Спустя час вокруг Кашима собрались три нага в белых вуалях. Но сколько бы они ни пытались проникнуть в разум чужеземца, им это не удавалось. А по завершении один змеелюд заерзал на плитах в конвульсиях, как червь на сковороде и вскрыл свое горло ритуальным ножом.
Хазем остановил суд. Назначенные временные правители требовали чистого признания, чтобы взять власть. Но и сам Хазем придерживался принципа своего отца, если кто-то молчит — его нельзя судить, потому что истина может уйти с его жизнью.
Кашима перестали поить и кормить. Любой человек бы умер от таких ран в момент их нанесения.
Но Патриарх не просто держался.
В очередной день суда через месяц перед Хаземом предстал все тот же старик, но его тело не иссохло, гной не поразил жуткие раны, а мышцы не облепили кости. Они были вздутые, жилистые сгустки оплетали колья из черного металла, будто приняли их как собственные кости, или, наоборот — пытались вытолкнуть?
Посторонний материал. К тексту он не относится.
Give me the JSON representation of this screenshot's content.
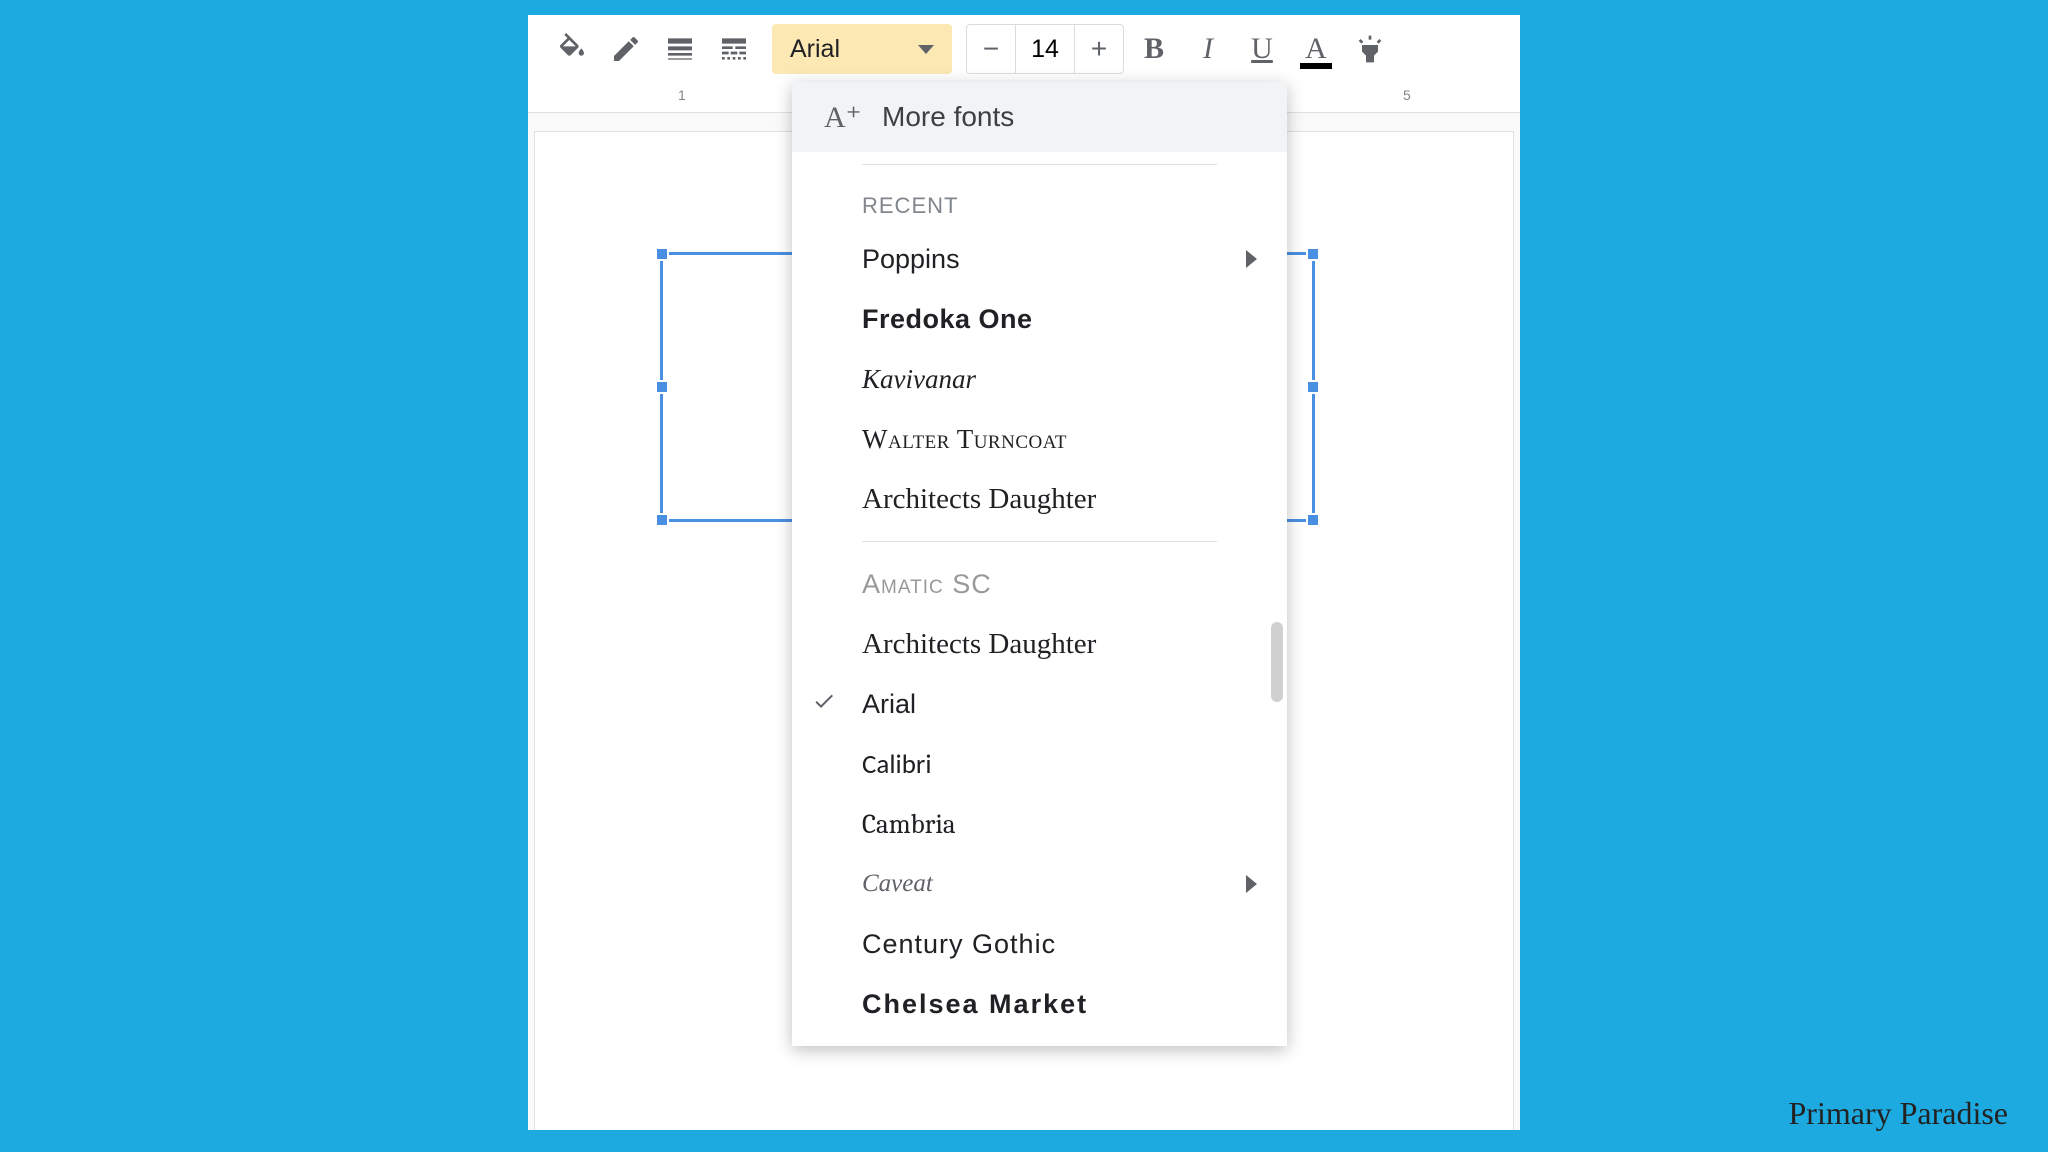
{
  "toolbar": {
    "font_name": "Arial",
    "font_size": "14"
  },
  "ruler": {
    "mark1": "1",
    "mark5": "5"
  },
  "dropdown": {
    "more_fonts": "More fonts",
    "recent_label": "RECENT",
    "recent_fonts": [
      {
        "name": "Poppins",
        "css": "font-poppins",
        "has_submenu": true
      },
      {
        "name": "Fredoka One",
        "css": "font-fredoka",
        "has_submenu": false
      },
      {
        "name": "Kavivanar",
        "css": "font-kavivanar",
        "has_submenu": false
      },
      {
        "name": "Walter Turncoat",
        "css": "font-walter",
        "has_submenu": false
      },
      {
        "name": "Architects Daughter",
        "css": "font-architects",
        "has_submenu": false
      }
    ],
    "all_fonts": [
      {
        "name": "Amatic SC",
        "css": "font-amatic",
        "has_submenu": false,
        "checked": false
      },
      {
        "name": "Architects Daughter",
        "css": "font-architects",
        "has_submenu": false,
        "checked": false
      },
      {
        "name": "Arial",
        "css": "font-arial",
        "has_submenu": false,
        "checked": true
      },
      {
        "name": "Calibri",
        "css": "font-calibri",
        "has_submenu": false,
        "checked": false
      },
      {
        "name": "Cambria",
        "css": "font-cambria",
        "has_submenu": false,
        "checked": false
      },
      {
        "name": "Caveat",
        "css": "font-caveat",
        "has_submenu": true,
        "checked": false
      },
      {
        "name": "Century Gothic",
        "css": "font-century",
        "has_submenu": false,
        "checked": false
      },
      {
        "name": "Chelsea Market",
        "css": "font-chelsea",
        "has_submenu": false,
        "checked": false
      }
    ]
  },
  "watermark": "Primary Paradise"
}
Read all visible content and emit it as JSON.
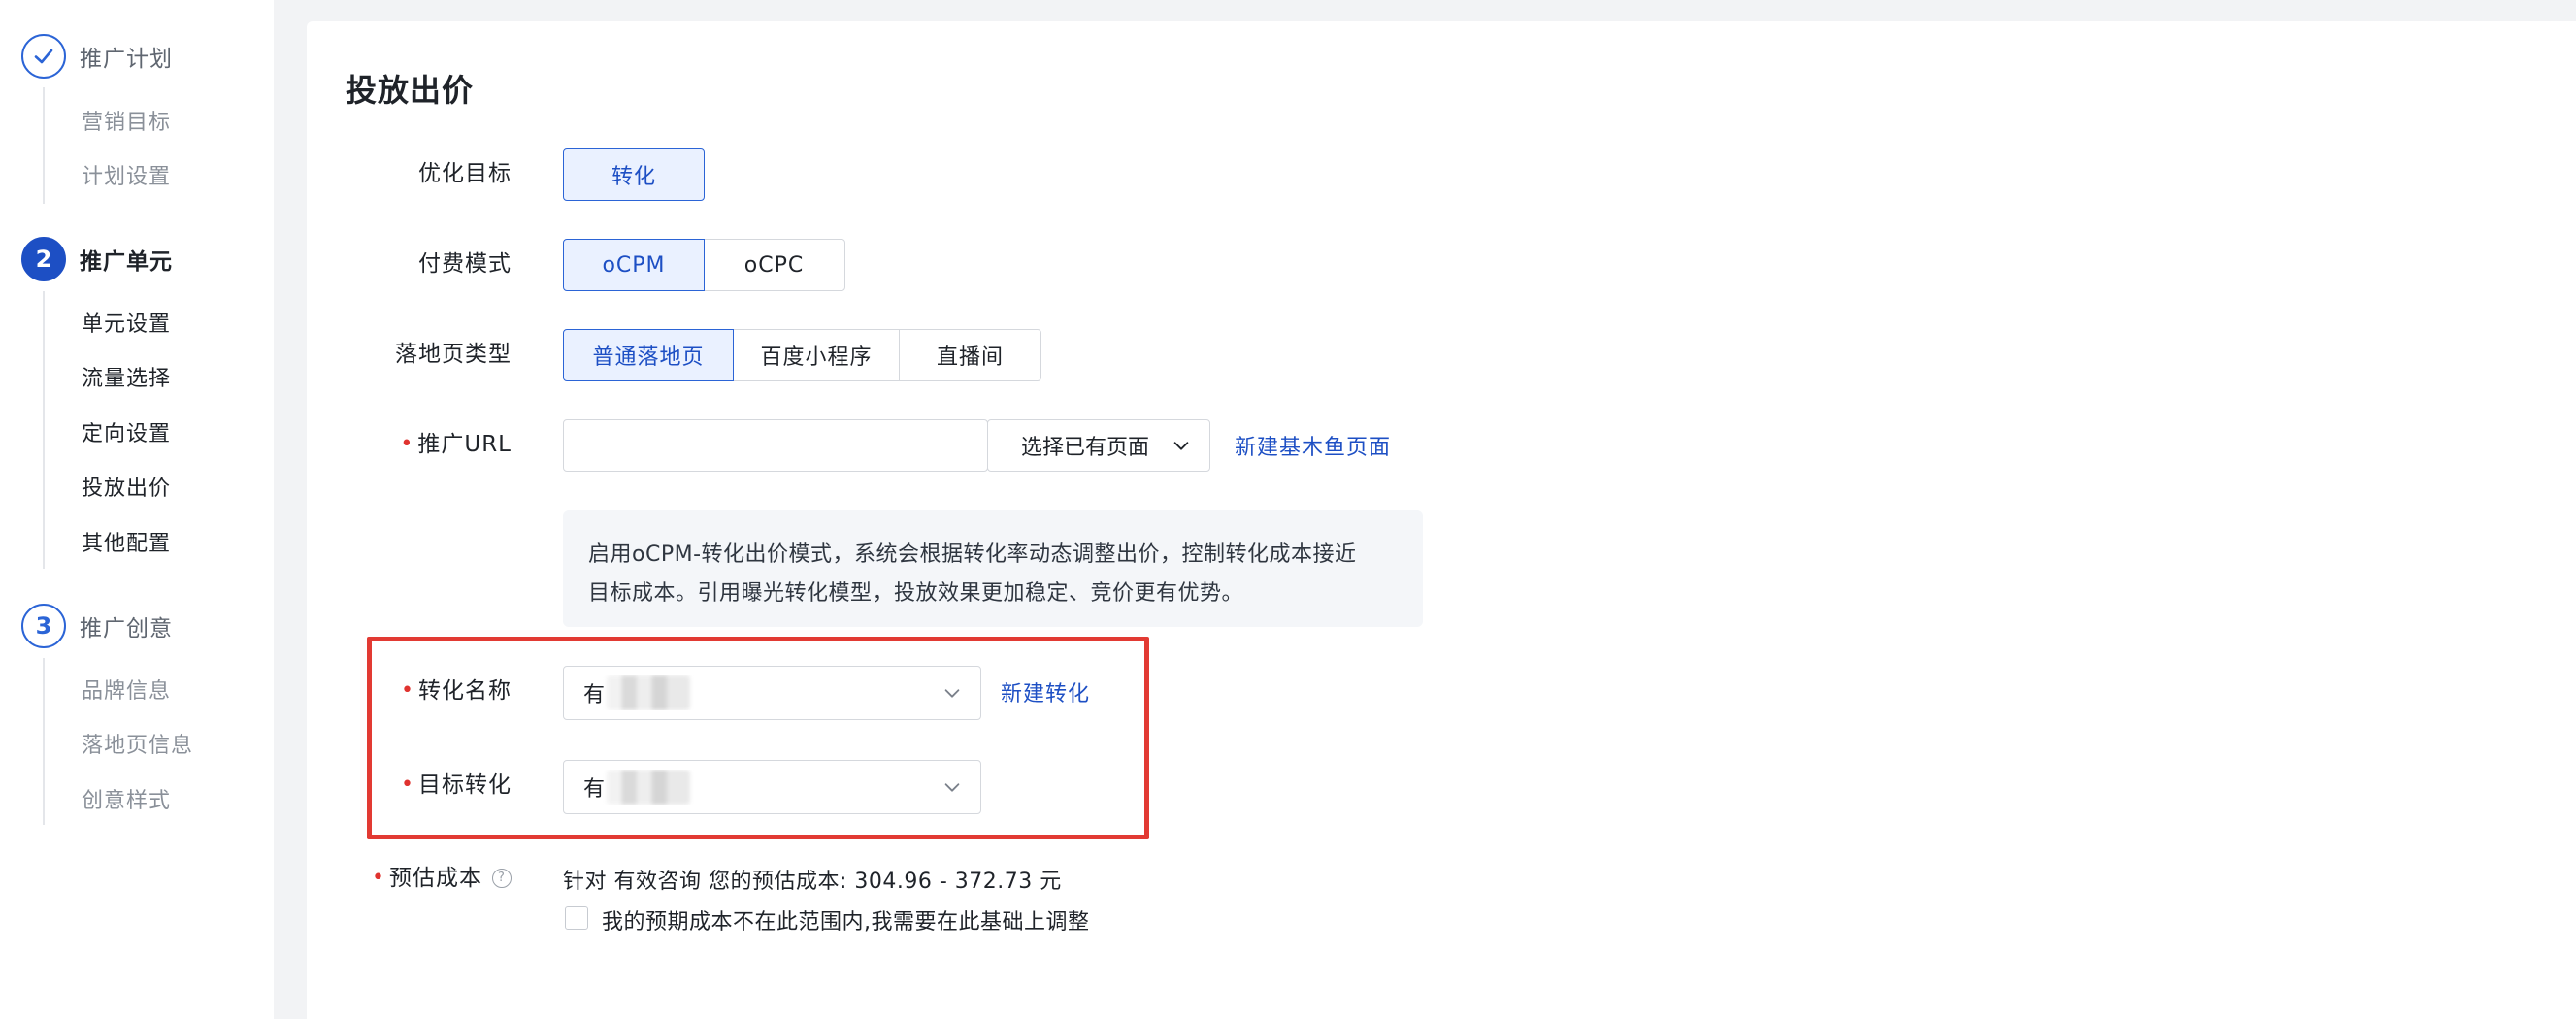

— Учитывая все факты, возложенной на меня властью я приговариваю вас к смерти, — сказал Хазем, напряженный не столько от вида чужеземца, сколько оттого, что не смог назвать его настоящее имя при объявлении приговора. — Казнь состоится до заката.
Хазем встал, повернулся спиной и направился к выходу.
Кашим открыл глаза. Судья ощутил этот взгляд.
— Хазем Наакт, — проговорил узник хриплым голосом, — я благодарен тебе за время, что ты подарил мне, отплачу тем же.
Черный металл в теле старика хлопнул, изрешетив насквозь тех, кто был поблизости. Оковы будто мокрая глина разошлись на руках и ногах. Плита под стариком треснула, промяла пол под босыми пятками.
Кашим встал.
Десятки глеф и залп стрел хлынули на Патриарха.
Пара золотых женских рук обволокли старика будто кокон. Отскочившие снаряды осыпались на каменный пол как зерна. Пара наг попытались разрубить золотые ладони.
Вихрь пальцев из желтого металла разлетелся по огромному залу суда. Всплеск пыли от сломанных колонн и крови, от смерти свидетелей и стражи взорвались единым залпом.
Несколько наг, которые успели стать песчаными, собрали свои тела по крупицам вкруг хрупчайших ядер, которые тут же раздробили золотые пальцы женских рук.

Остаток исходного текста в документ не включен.